Image Transfer Review: The anamorphic 1.85:1 image is extremely good. Colors are strong and earthy, blacks are solid. Fine grain is rendered well, with little in the way of source or compression defects. There is a hint of haloing at times, but otherwise this is a natural looking image.

Image Transfer Grade: A

 

Audio Transfer

 LanguageRemote Access
MonoEnglish, Frenchyes


Audio Transfer Review: Mono audio is presented well: clean, with few signs of distortion or hiss. Tonal balance is even with no excess sibilance. This serves the film well, never calling attention to itself.

Audio Transfer Grade: A-

 

Disc Extras

Static menu
Scene Access with 12 cues and remote access
Subtitles/Captions in English with remote access
2 Featurette(s)
Packaging: Amaray
Picture Disc
1 Disc
1-Sided disc(s)
Layers: RSDL

Extras Review: Two recent interview featurettes make up the extras. The first, Remembering Will Penny, (13m:20s) features Charlton Heston recounting his impressions of the film and his costars, and his attraction to the project. Jon Gries, the director's son, also recalls how his part was cast, and Western historian, Miles Wood Starthout, tells the lengths the producers went to be as authentic in their presentation as possible.

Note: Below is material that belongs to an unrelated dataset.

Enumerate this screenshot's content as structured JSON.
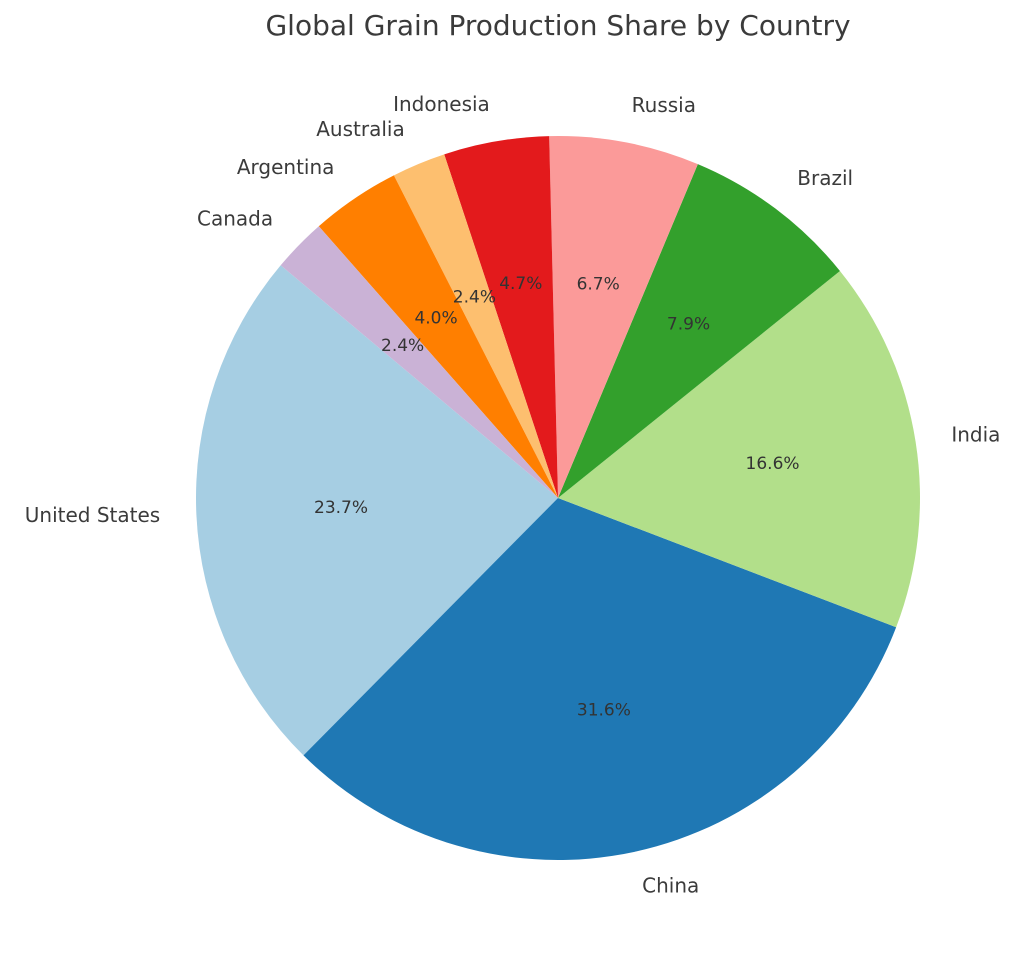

The Cowboys of Will Penny (03m:26s) has Heston and Jon Gries commenting on the rest of the supporting cast, with brief excerpts of each character.

Extras Grade: C+

 

Final Comments

Will Penny is a great addition to the Western collection, portraying a side of the cowboy that is rarely explored, supported by a strong script and capable cast. The direction is flawless, and the story memorable. This one comes highly recommended.